HW 03 - Road traffic accidents

In this assignment we’ll look at traffic accidents in Edinburgh. The data are made available online by the UK Government. It covers all recorded accidents in Edinburgh in 2018 and some of the variables were modified for the purposes of this assignment.

Getting started

Go to the course GitHub organization and locate your homework repo, which should be named hw-03-accidents-YOUR_GITHUB_USERNAME. Grab the URL of the repo, and clone it in RStudio. First, open the Quarto document hw-03.qmd and Render it. Make sure it compiles without errors.

Warm up

Before we introduce the data, let’s warm up with some simple exercises.

Update the YAML, changing the author name to your name, and Render the document.
Commit your changes with a meaningful commit message.
Push your changes to GitHub.
Go to your repo on GitHub and confirm that your changes are visible.

Packages

We’ll use the tidyverse package for much of the data wrangling and visualization and the data lives in the dsbox package. These packages are already installed for you.

You can load them by running the following in your Console:

library(tidyverse)
library(dsbox)

Data

The data can be found in the dsbox package, and it’s called accidents. Since the dataset is distributed with the package, we don’t need to load it separately; it becomes available to us when we load the package. You can find out more about the dataset by inspecting its documentation, which you can access by running ?accidents in the Console or using the Help menu in RStudio to search for accidents.

You can also find this information here.

Exercises

How many observations (rows) does the dataset have?
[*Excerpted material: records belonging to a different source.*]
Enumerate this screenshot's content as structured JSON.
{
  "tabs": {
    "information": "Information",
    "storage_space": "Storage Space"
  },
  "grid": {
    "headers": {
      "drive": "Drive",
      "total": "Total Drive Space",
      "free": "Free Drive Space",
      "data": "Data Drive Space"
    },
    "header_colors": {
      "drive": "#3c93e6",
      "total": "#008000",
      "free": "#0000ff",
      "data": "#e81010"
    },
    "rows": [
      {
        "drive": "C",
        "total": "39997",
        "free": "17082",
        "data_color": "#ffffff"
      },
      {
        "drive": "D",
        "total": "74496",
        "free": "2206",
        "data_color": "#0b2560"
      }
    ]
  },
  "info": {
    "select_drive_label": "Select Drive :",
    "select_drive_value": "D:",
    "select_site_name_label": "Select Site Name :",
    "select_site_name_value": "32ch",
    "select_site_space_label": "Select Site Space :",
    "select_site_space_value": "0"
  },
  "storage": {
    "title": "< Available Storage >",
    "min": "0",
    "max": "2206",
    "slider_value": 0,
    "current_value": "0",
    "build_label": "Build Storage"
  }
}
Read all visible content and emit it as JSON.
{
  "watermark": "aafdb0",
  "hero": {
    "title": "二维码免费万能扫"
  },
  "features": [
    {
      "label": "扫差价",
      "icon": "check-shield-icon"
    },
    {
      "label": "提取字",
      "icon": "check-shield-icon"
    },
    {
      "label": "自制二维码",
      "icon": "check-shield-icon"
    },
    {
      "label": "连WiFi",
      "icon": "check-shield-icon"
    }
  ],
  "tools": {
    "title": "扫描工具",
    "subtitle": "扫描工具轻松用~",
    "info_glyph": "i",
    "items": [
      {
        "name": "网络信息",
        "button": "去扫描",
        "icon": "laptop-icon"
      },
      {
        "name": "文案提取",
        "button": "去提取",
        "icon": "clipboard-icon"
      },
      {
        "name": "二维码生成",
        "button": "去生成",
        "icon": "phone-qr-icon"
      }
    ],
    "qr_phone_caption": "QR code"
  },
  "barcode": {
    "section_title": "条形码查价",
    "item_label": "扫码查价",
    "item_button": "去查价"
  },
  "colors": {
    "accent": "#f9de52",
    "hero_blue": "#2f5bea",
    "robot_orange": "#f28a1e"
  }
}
Instead of hard coding the number in your answer, use inline code.
Run View(accidents) in your Console to view the data in the data viewer. What does each row in the dataset represent?

🧶 ✅ ⬆️ Render, commit, and push your changes to GitHub with an appropriate commit message. Make sure to commit and push all changed files so that your Git pane is cleared up afterwards.

Recreate the following plot, and describe in context of the data. In your answer, don’t forget to label your R chunk as well (where it says label-me-1). Your label should be short, informative, shouldn’t include spaces, and shouldn’t shouldn’t repeat a previous label.

🧶 ✅ ⬆️ Render, commit, and push your changes to GitHub with an appropriate commit message. Make sure to commit and push all changed files so that your Git pane is cleared up afterwards.

Create another data visualization based on these data and interpret it. You can choose any variables and any type of visualization you like, but it must have at least three variables, e.g. a scatterplot of x vs. y isn’t enough, but if points are colored by z, that’s fine. In your answer, don’t forget to label your R chunk as well (where it says label-me-2).

🧶 ✅ ⬆️ Render, commit, and push your changes to GitHub with an appropriate commit message. Make sure to commit and push all changed files so that your Git pane is cleared up afterwards and review the md document on GitHub to make sure you’re happy with the final state of your work.